To our knowledge, no prior study has focused on subjects with Parkinson disease (PD) with elderly disease onset, and there is little evidence-based knowledge of treatment outcomes in these patients.
To compare the clinical presentation, comorbidities, treatment, and evolution of PD in patients with old-age onset with those of patients with middle-age onset in one US university center.
In the Rush Movement Disorder Database, we retrieved 43 patients with PD with onset at 78 years or older. By using a case-control design, we assigned each patient with old-age PD onset 1 (n = 5) or 2 (n = 38) patients with middle-age PD onset, matched for disease duration but with disease onset between the ages of 43 and 66 years. We compared the groups on several clinical measures using conditional logistic regression.
At a comparable length of PD duration (mean, 5.1 years for patients with old-age PD onset and 5.5 years for patients with middle-age PD onset), the total Unified Parkinson's Disease Rating Scale motor score was significantly higher in those with old-age PD onset than in those with middle-age PD onset (33.3 vs 21.2; P<.001).
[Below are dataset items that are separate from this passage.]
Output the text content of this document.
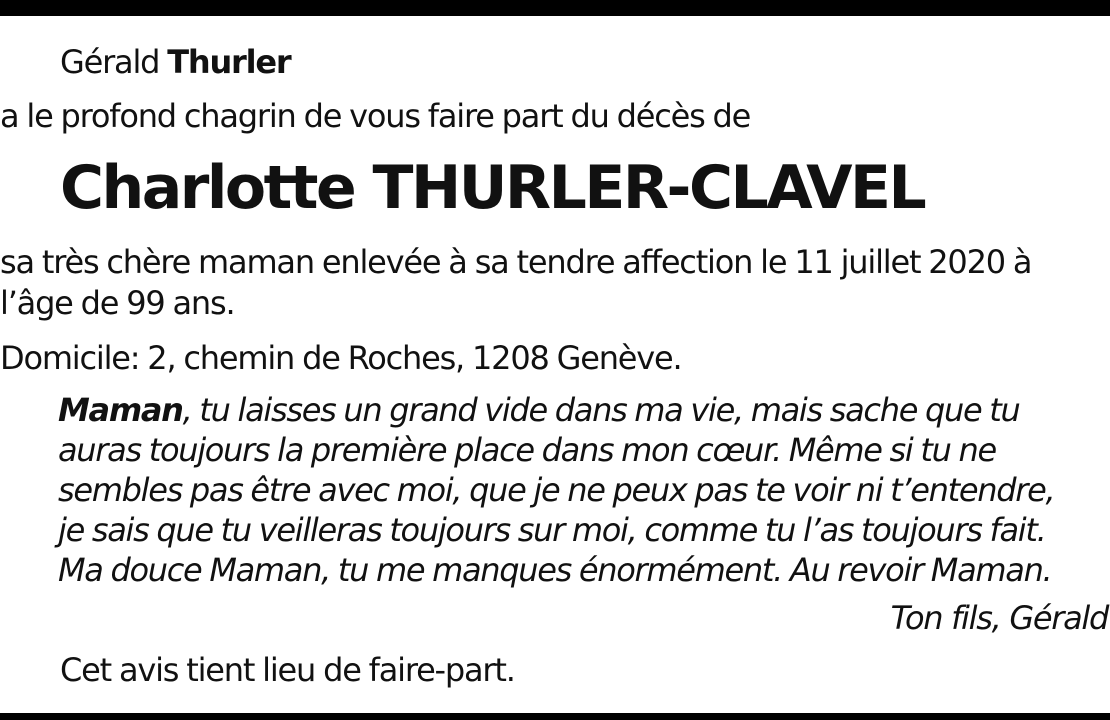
Gérald Thurler
a le profond chagrin de vous faire part du décès de
Charlotte THURLER-CLAVEL
sa très chère maman enlevée à sa tendre affection le 11 juillet 2020 à
l’âge de 99 ans.
Domicile: 2, chemin de Roches, 1208 Genève.
Maman, tu laisses un grand vide dans ma vie, mais sache que tu
auras toujours la première place dans mon cœur. Même si tu ne
sembles pas être avec moi, que je ne peux pas te voir ni t’entendre,
je sais que tu veilleras toujours sur moi, comme tu l’as toujours fait.
Ma douce Maman, tu me manques énormément. Au revoir Maman.
Ton fils, Gérald
Cet avis tient lieu de faire-part.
The patients with old-age onset had higher scores for rigidity (5.2 vs 4.3; P = .03), bradykinesia (13.0 vs 9.6; P = .001), and axial impairment (12.8 vs 5.2; P<.001), but not for tremor (2.2 vs 2.0; P = .68). They were more likely to have at least one comorbid condition compared with patients with middle-age onset (24 [56%] of 43 patients vs 20 [25%] of 81 patients; P = .002), but even when adjusting for comorbidities, they still maintained higher motor scores than controls. When treating patients with old-age PD onset, clinicians used levodopa monotherapy more frequently than in patients with middle-age PD onset (34 patients [79%] vs 16 patients [20%]; P<.001), and agonists were prescribed less frequently (5 patients [12%] vs 29 patients [36%]; P = .005).
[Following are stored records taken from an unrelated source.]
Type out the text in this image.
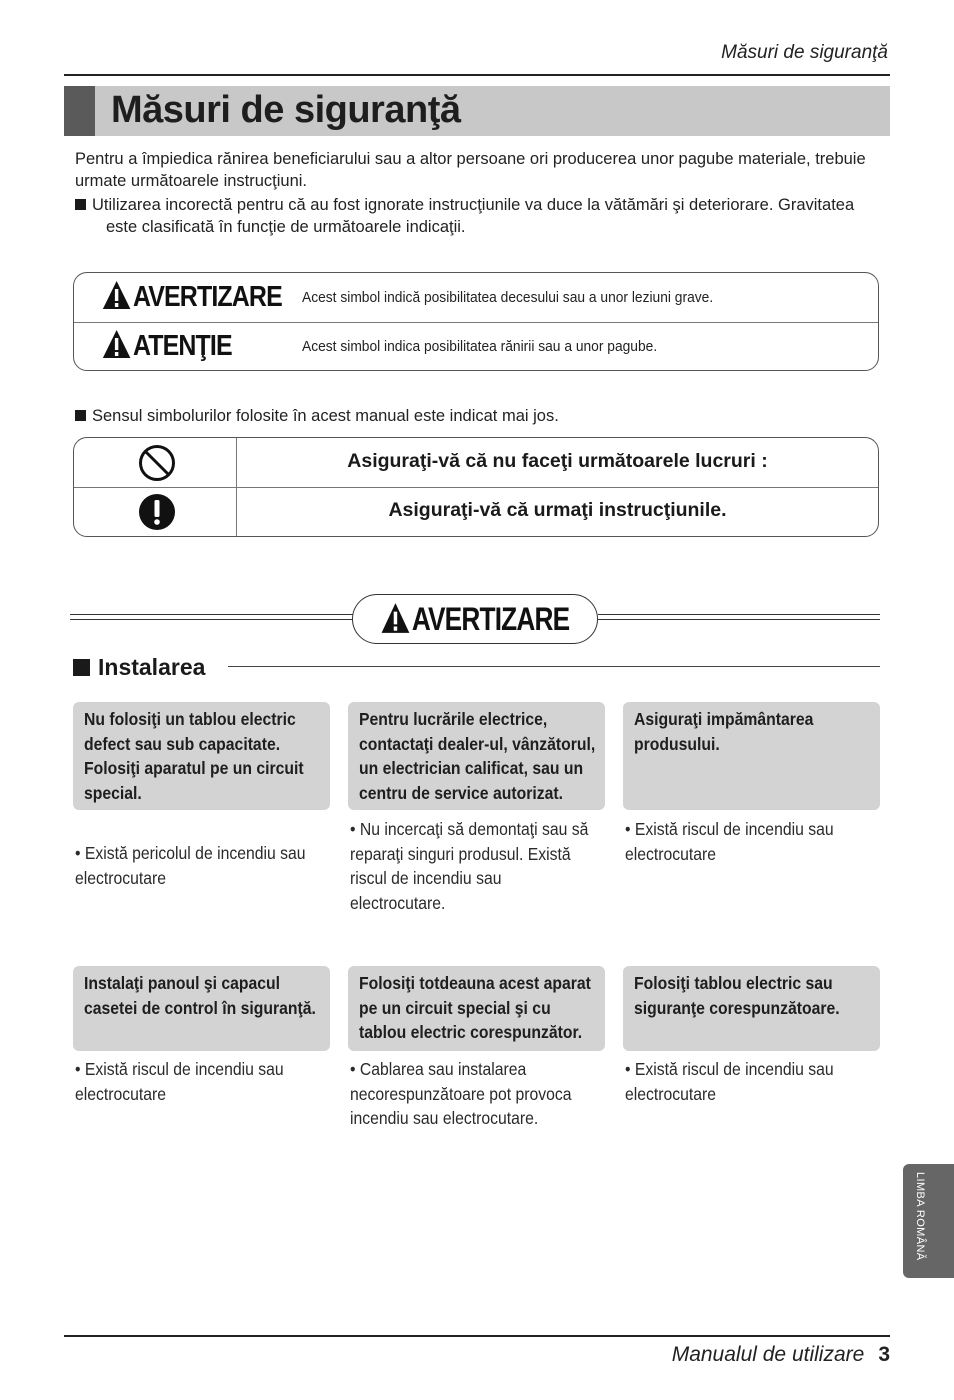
Măsuri de siguranţă
Măsuri de siguranţă

Pentru a împiedica rănirea beneficiarului sau a altor persoane ori producerea unor pagube materiale, trebuie urmate următoarele instrucţiuni.

Utilizarea incorectă pentru că au fost ignorate instrucţiunile va duce la vătămări şi deteriorare. Gravitatea este clasificată în funcţie de următoarele indicaţii.

AVERTIZARE Acest simbol indică posibilitatea decesului sau a unor leziuni grave.
ATENŢIE	Acest simbol indica posibilitatea rănirii sau a unor pagube.
Sensul simbolurilor folosite în acest manual este indicat mai jos.
Asiguraţi-vă că nu faceţi următoarele lucruri :
Asiguraţi-vă că urmaţi instrucţiunile.
AVERTIZARE
Instalarea
Nu folosiţi un tablou electric defect sau sub capacitate. Folosiţi aparatul pe un circuit special.
Pentru lucrările electrice, contactaţi dealer-ul, vânzătorul, un electrician calificat, sau un centru de service autorizat.
Asiguraţi impământarea produsului.
• Există pericolul de incendiu sau electrocutare
• Nu incercaţi să demontaţi sau să reparaţi singuri produsul. Există riscul de incendiu sau electrocutare.
• Există riscul de incendiu sau electrocutare
Instalaţi panoul şi capacul casetei de control în siguranţă.
Folosiţi totdeauna acest aparat pe un circuit special şi cu tablou electric corespunzător.
Folosiţi tablou electric sau siguranţe corespunzătoare.
• Există riscul de incendiu sau electrocutare
• Cablarea sau instalarea necorespunzătoare pot provoca incendiu sau electrocutare.
• Există riscul de incendiu sau electrocutare
LIMBA ROMÂNĂ
Manualul de utilizare 3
At the same disease duration, patients with old-age PD onset have greater motor impairment than patients with middle-age PD onset. This difference may be due to more rapid disease progression, less aggressive or less potent medical treatment, the elderly age of the subjects with old-age PD onset at study end independent of disease onset, or yet-to-be elucidated influences of comorbid conditions. Focused research on old-age PD onset is important to delineate the confounding influences of aging and comorbidities and to establish the safety and efficacy of new treatments for this group of patients.